إِنْ أَحْسَنتُمْ أَحْسَنتُمْ لِأَنفُسِكُمْ وَإِنْ أَسَأْتُمْ فَلَهَا

Jika kamu berbuat baik (berarti) kamu berbuat baik bagi dirimu sendiri dan jika kamu berbuat jahat, maka (kejahatan) itu bagi dirimu sendiri

Al-Israa 7

Di bagian lain Tuhan juga justru malah memberikan imbalan hingga berlipat ganda atas segala amal kebajikan yang diperbuat oelh manusia.

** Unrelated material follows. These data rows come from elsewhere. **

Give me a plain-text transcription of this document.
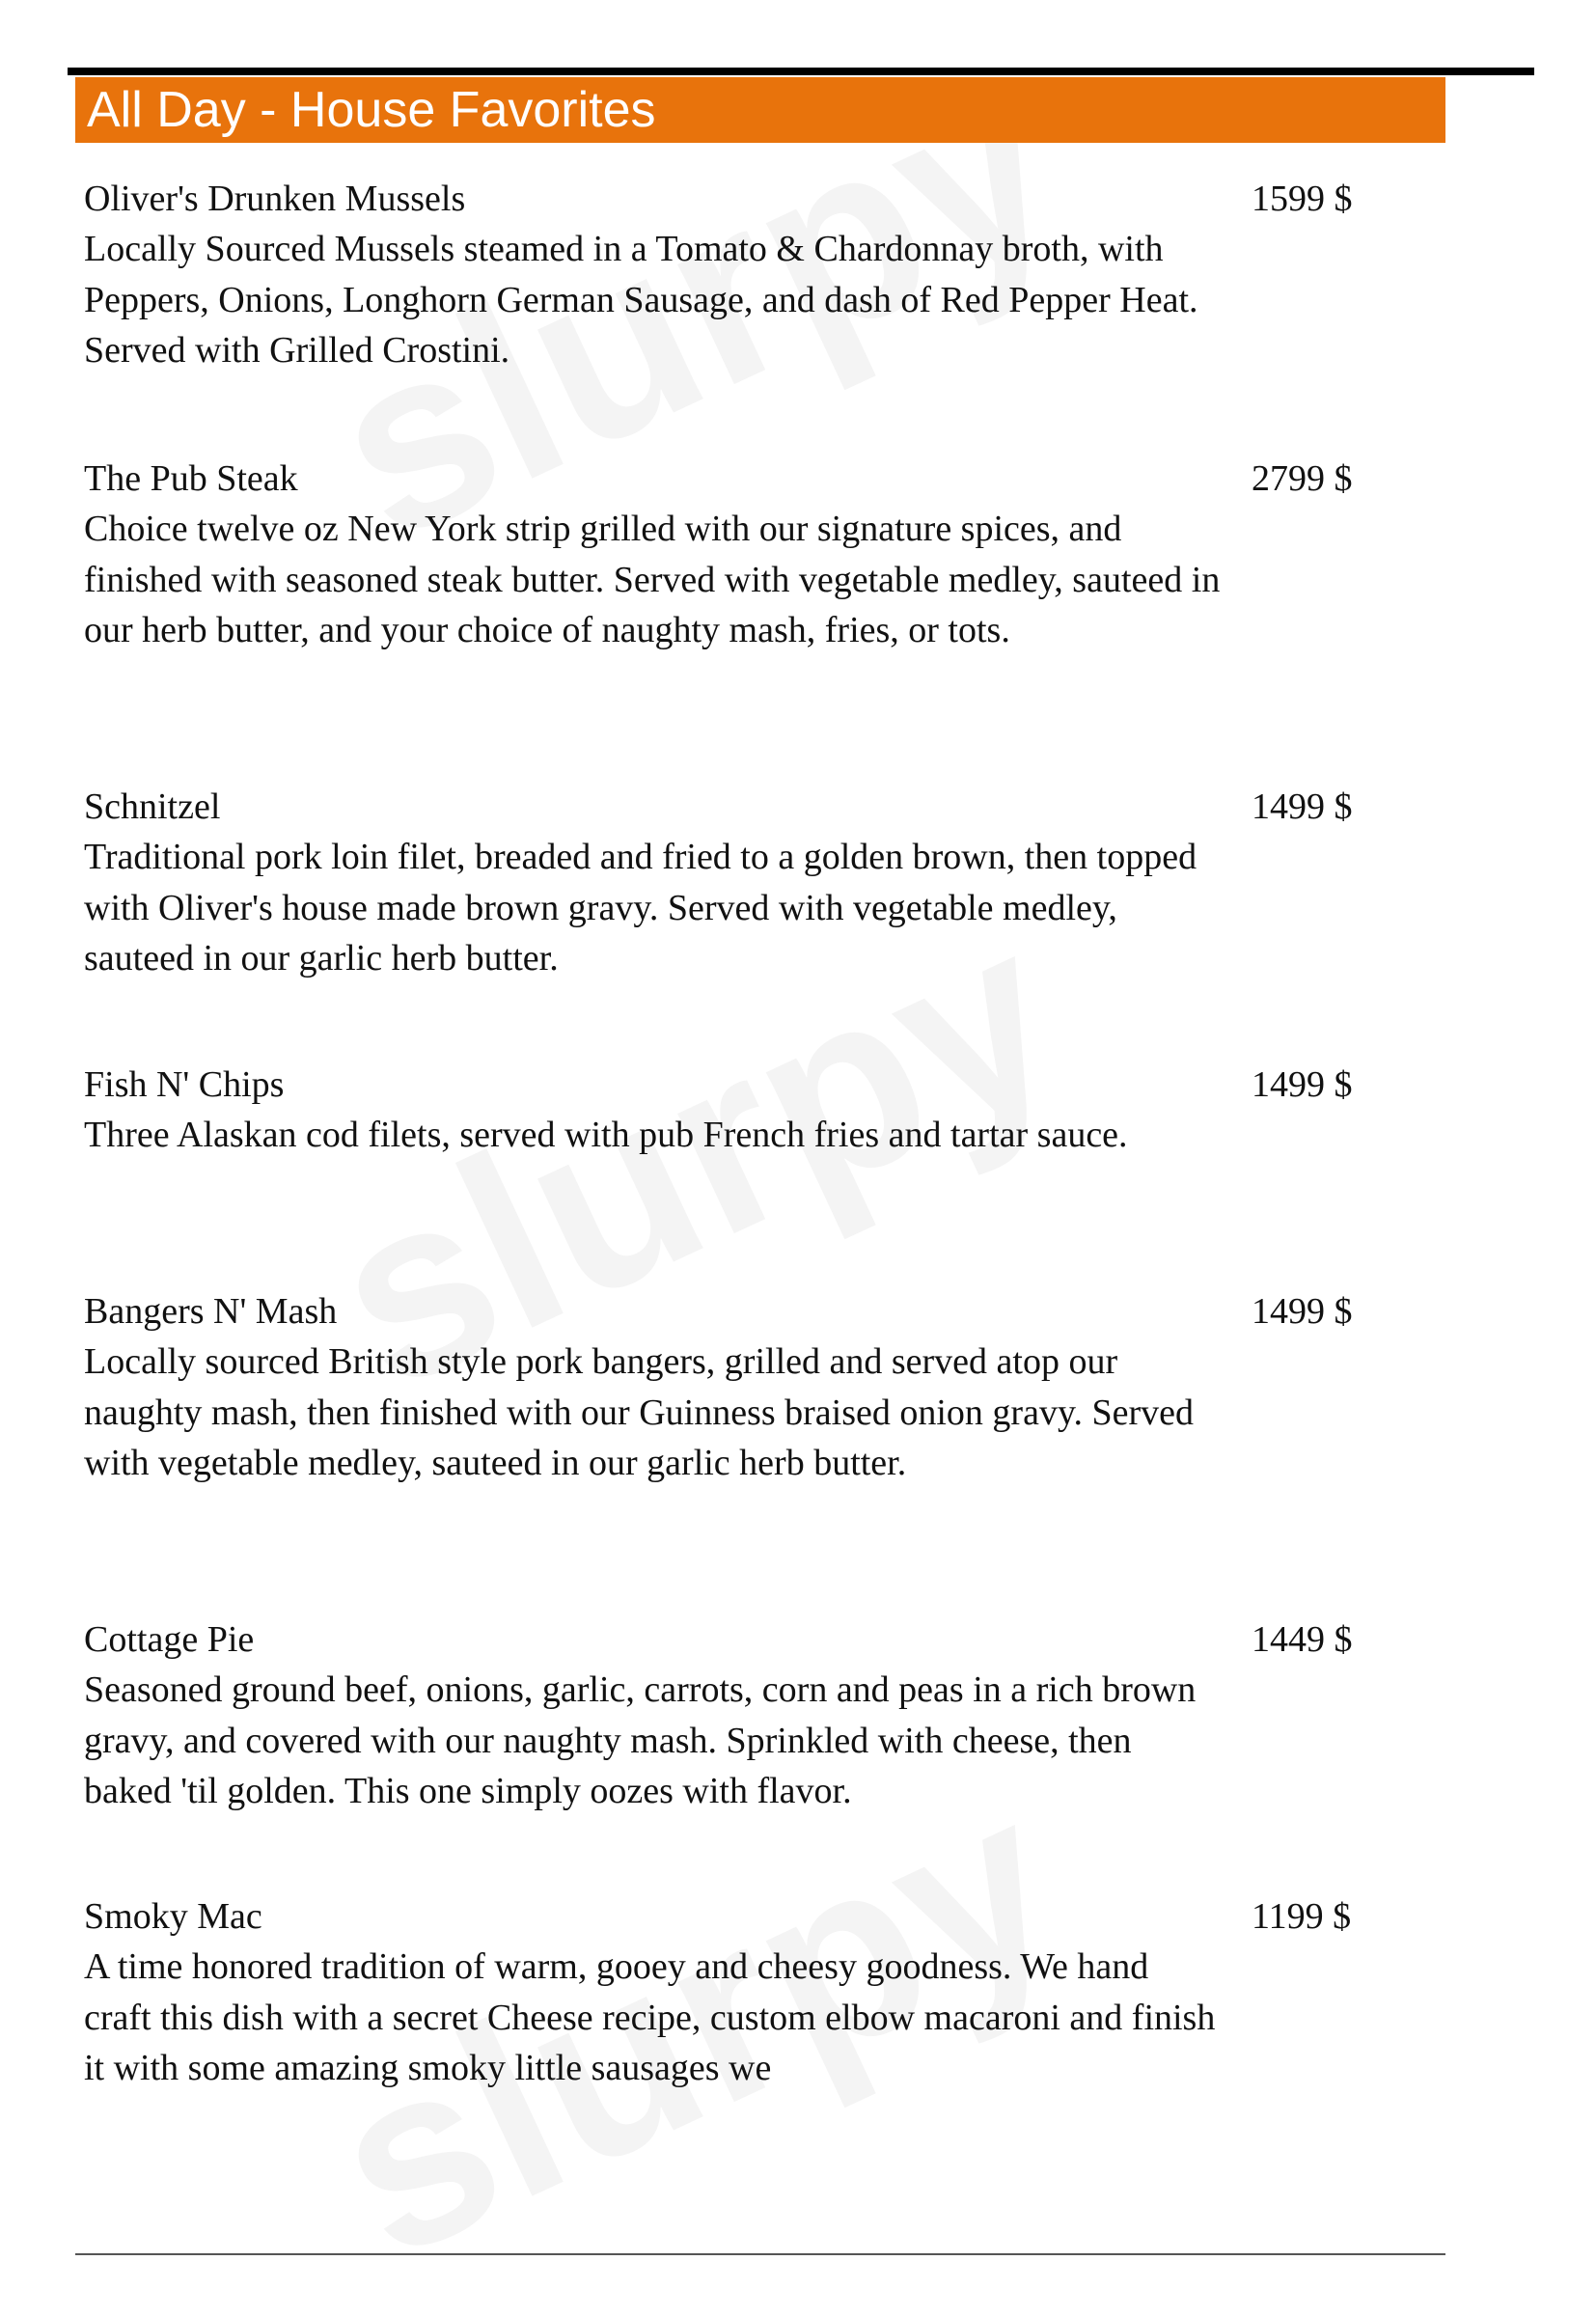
All Day - House Favorites
Oliver's Drunken Mussels	1599 $
Locally Sourced Mussels steamed in a Tomato & Chardonnay broth, with Peppers, Onions, Longhorn German Sausage, and dash of Red Pepper Heat. Served with Grilled Crostini.
The Pub Steak	2799 $
Choice twelve oz New York strip grilled with our signature spices, and finished with seasoned steak butter. Served with vegetable medley, sauteed in our herb butter, and your choice of naughty mash, fries, or tots.
Schnitzel	1499 $
Traditional pork loin filet, breaded and fried to a golden brown, then topped with Oliver's house made brown gravy. Served with vegetable medley, sauteed in our garlic herb butter.
Fish N' Chips	1499 $
Three Alaskan cod filets, served with pub French fries and tartar sauce.
Bangers N' Mash	1499 $
Locally sourced British style pork bangers, grilled and served atop our naughty mash, then finished with our Guinness braised onion gravy. Served with vegetable medley, sauteed in our garlic herb butter.
Cottage Pie	1449 $
Seasoned ground beef, onions, garlic, carrots, corn and peas in a rich brown gravy, and covered with our naughty mash. Sprinkled with cheese, then baked 'til golden. This one simply oozes with flavor.
Smoky Mac	1199 $
A time honored tradition of warm, gooey and cheesy goodness. We hand craft this dish with a secret Cheese recipe, custom elbow macaroni and finish it with some amazing smoky little sausages we
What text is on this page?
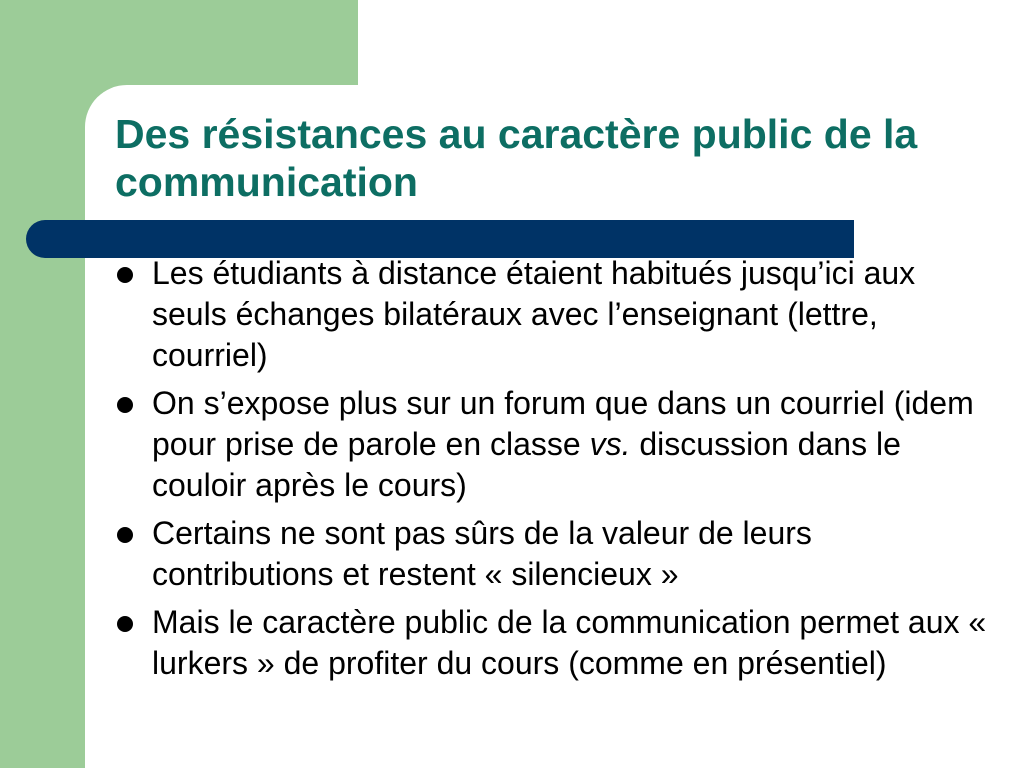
Des résistances au caractère public de la communication
Les étudiants à distance étaient habitués jusqu’ici aux seuls échanges bilatéraux avec l’enseignant (lettre, courriel)
On s’expose plus sur un forum que dans un courriel (idem pour prise de parole en classe vs. discussion dans le couloir après le cours)
Certains ne sont pas sûrs de la valeur de leurs contributions et restent « silencieux »
Mais le caractère public de la communication permet aux « lurkers » de profiter du cours (comme en présentiel)
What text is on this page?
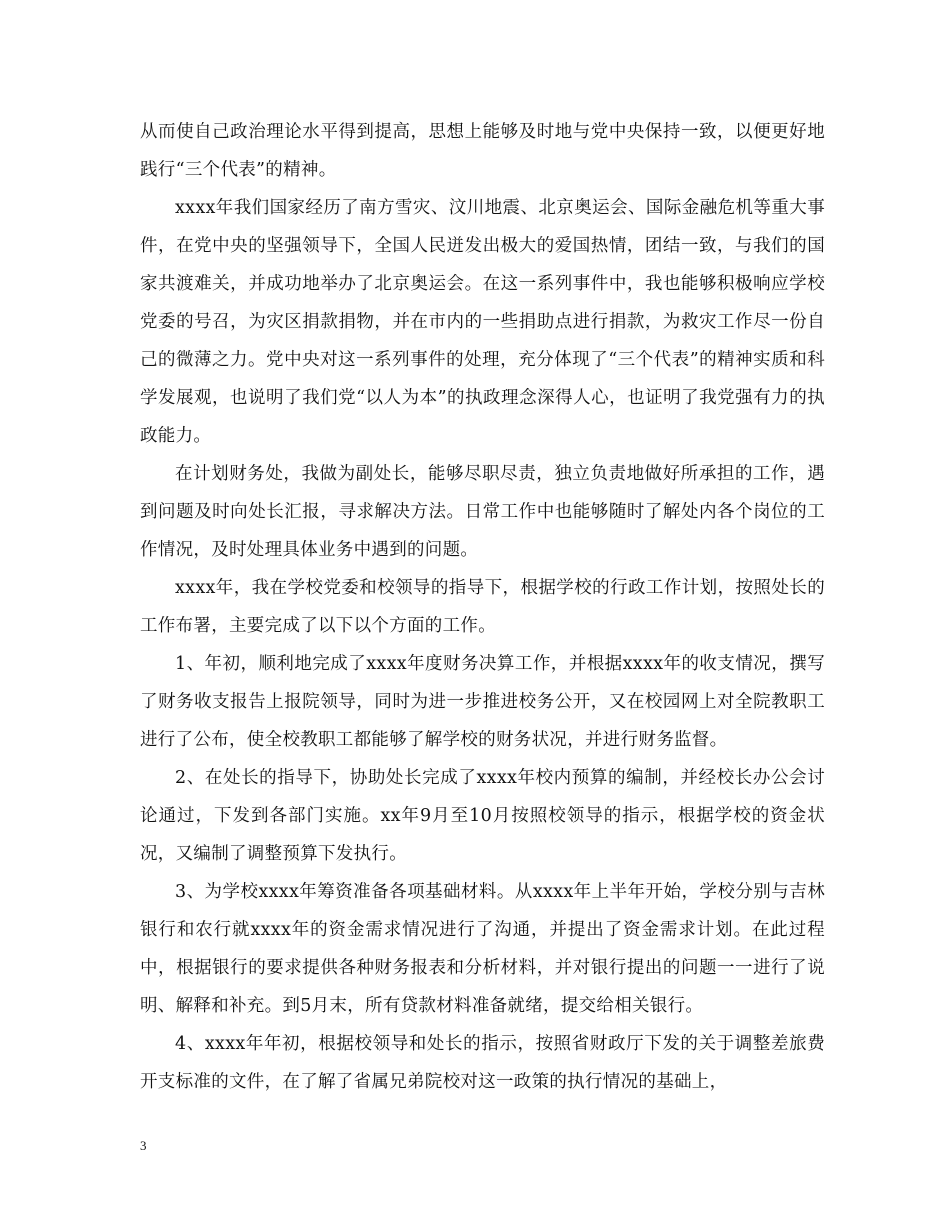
从而使自己政治理论水平得到提高，思想上能够及时地与党中央保持一致，以便更好地践行“三个代表”的精神。

xxxx年我们国家经历了南方雪灾、汶川地震、北京奥运会、国际金融危机等重大事件，在党中央的坚强领导下，全国人民迸发出极大的爱国热情，团结一致，与我们的国家共渡难关，并成功地举办了北京奥运会。在这一系列事件中，我也能够积极响应学校党委的号召，为灾区捐款捐物，并在市内的一些捐助点进行捐款，为救灾工作尽一份自己的微薄之力。党中央对这一系列事件的处理，充分体现了“三个代表”的精神实质和科学发展观，也说明了我们党“以人为本”的执政理念深得人心，也证明了我党强有力的执政能力。

在计划财务处，我做为副处长，能够尽职尽责，独立负责地做好所承担的工作，遇到问题及时向处长汇报，寻求解决方法。日常工作中也能够随时了解处内各个岗位的工作情况，及时处理具体业务中遇到的问题。

xxxx年，我在学校党委和校领导的指导下，根据学校的行政工作计划，按照处长的工作布署，主要完成了以下以个方面的工作。

1、年初，顺利地完成了xxxx年度财务决算工作，并根据xxxx年的收支情况，撰写了财务收支报告上报院领导，同时为进一步推进校务公开，又在校园网上对全院教职工进行了公布，使全校教职工都能够了解学校的财务状况，并进行财务监督。

2、在处长的指导下，协助处长完成了xxxx年校内预算的编制，并经校长办公会讨论通过，下发到各部门实施。xx年9月至10月按照校领导的指示，根据学校的资金状况，又编制了调整预算下发执行。

3、为学校xxxx年筹资准备各项基础材料。从xxxx年上半年开始，学校分别与吉林银行和农行就xxxx年的资金需求情况进行了沟通，并提出了资金需求计划。在此过程中，根据银行的要求提供各种财务报表和分析材料，并对银行提出的问题一一进行了说明、解释和补充。到5月末，所有贷款材料准备就绪，提交给相关银行。

4、xxxx年年初，根据校领导和处长的指示，按照省财政厅下发的关于调整差旅费开支标准的文件，在了解了省属兄弟院校对这一政策的执行情况的基础上，

3
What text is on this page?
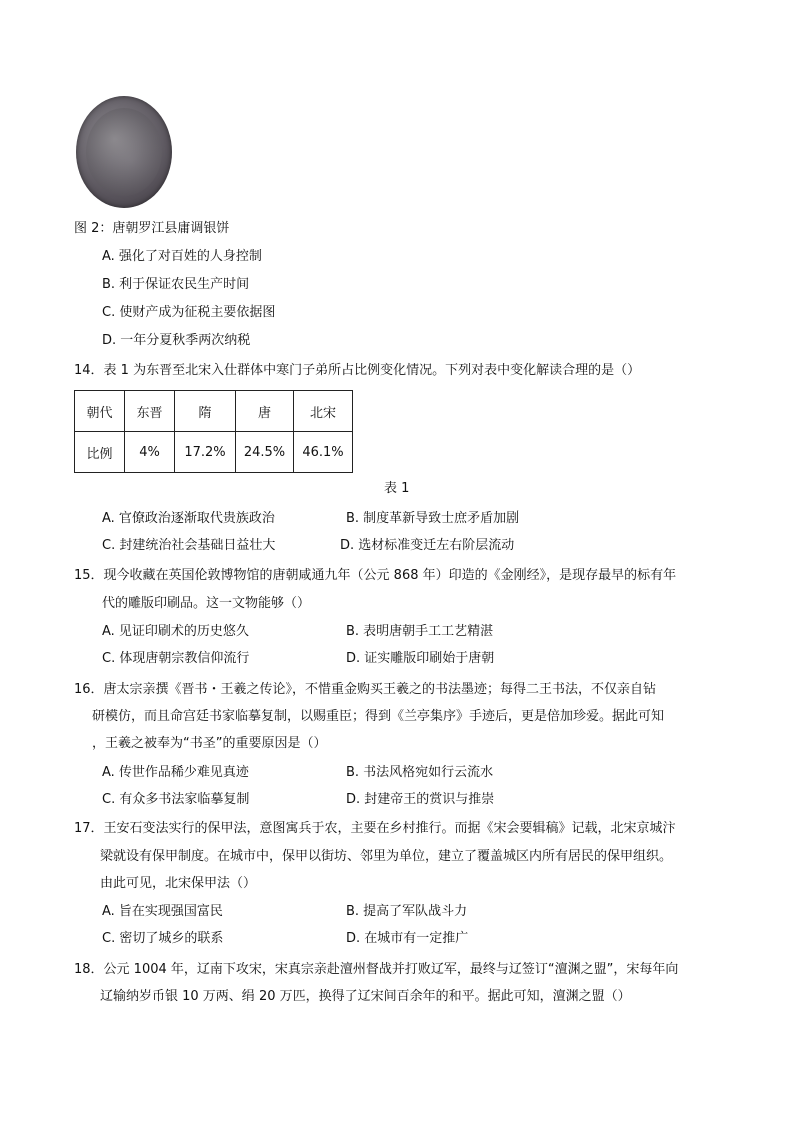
图 2：唐朝罗江县庸调银饼
A. 强化了对百姓的人身控制
B. 利于保证农民生产时间
C. 使财产成为征税主要依据图
D. 一年分夏秋季两次纳税
14．表 1 为东晋至北宋入仕群体中寒门子弟所占比例变化情况。下列对表中变化解读合理的是（）
朝代	东晋	隋	唐	北宋
比例	4%	17.2%	24.5%	46.1%
表 1
A. 官僚政治逐渐取代贵族政治	B. 制度革新导致士庶矛盾加剧
C. 封建统治社会基础日益壮大	D. 选材标准变迁左右阶层流动
15．现今收藏在英国伦敦博物馆的唐朝咸通九年（公元 868 年）印造的《金刚经》，是现存最早的标有年
代的雕版印刷品。这一文物能够（）
A. 见证印刷术的历史悠久	B. 表明唐朝手工工艺精湛
C. 体现唐朝宗教信仰流行	D. 证实雕版印刷始于唐朝
16．唐太宗亲撰《晋书・王羲之传论》，不惜重金购买王羲之的书法墨迹；每得二王书法，不仅亲自钻
研模仿，而且命宫廷书家临摹复制，以赐重臣；得到《兰亭集序》手迹后，更是倍加珍爱。据此可知
，王羲之被奉为“书圣”的重要原因是（）
A. 传世作品稀少难见真迹	B. 书法风格宛如行云流水
C. 有众多书法家临摹复制	D. 封建帝王的赏识与推崇
17．王安石变法实行的保甲法，意图寓兵于农，主要在乡村推行。而据《宋会要辑稿》记载，北宋京城汴
梁就设有保甲制度。在城市中，保甲以街坊、邻里为单位，建立了覆盖城区内所有居民的保甲组织。
由此可见，北宋保甲法（）
A. 旨在实现强国富民	B. 提高了军队战斗力
C. 密切了城乡的联系	D. 在城市有一定推广
18．公元 1004 年，辽南下攻宋，宋真宗亲赴澶州督战并打败辽军，最终与辽签订“澶渊之盟”，宋每年向
辽输纳岁币银 10 万两、绢 20 万匹，换得了辽宋间百余年的和平。据此可知，澶渊之盟（）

مَّثَلُ الَّذِينَ يُنفِقُونَ أَمْوَالَهُمْ فِي سَبِيلِ اللَّـهِ كَمَثَلِ حَبَّةٍ أَنبَتَتْ سَبْعَ سَنَابِلَ فِي كُلِّ سُنبُلَةٍ مِّائَةُ حَبَّةٍ وَاللَّـهُ يُضَاعِفُ لِمَن يَشَاءُ وَاللَّـهُ وَاسِعٌ عَلِيمٌ

Perumpamaan (nafkah yang dikeluarkan oleh) orang-orang yang menafkahkan hartanya di jalan Allah adalah serupa dengan sebutir benih yang menumbuhkan tujuh bulir, pada tiap-tiap bulir seratus biji. Allah melipat gandakan (ganjaran) bagi siapa yang Dia kehendaki. Dan Allah Maha Luas (karunia-Nya) lagi Maha Mengetahui

Al-Baqarah 261

Demikian kemurahan Tuhan, sehingga sebagaimana dalam sebuah hadist lain disebutkan bahwa jika manusia hendak melakukan kebajikan, maka seketika itu pula malaikat saksi dan pencatat buru-buru menuliskan catatannya, sekalipun amal kebajikan tersebut belum dikerjakan. Dan sebaliknya ketika manusia berniat melakukan perbuatan buruk, maka malaikat saksi dan pencatat amal belum akan mencantumkan dalam buku catatan, menunggu sampai perbuatan tersebut benar-benar telah dilakukan.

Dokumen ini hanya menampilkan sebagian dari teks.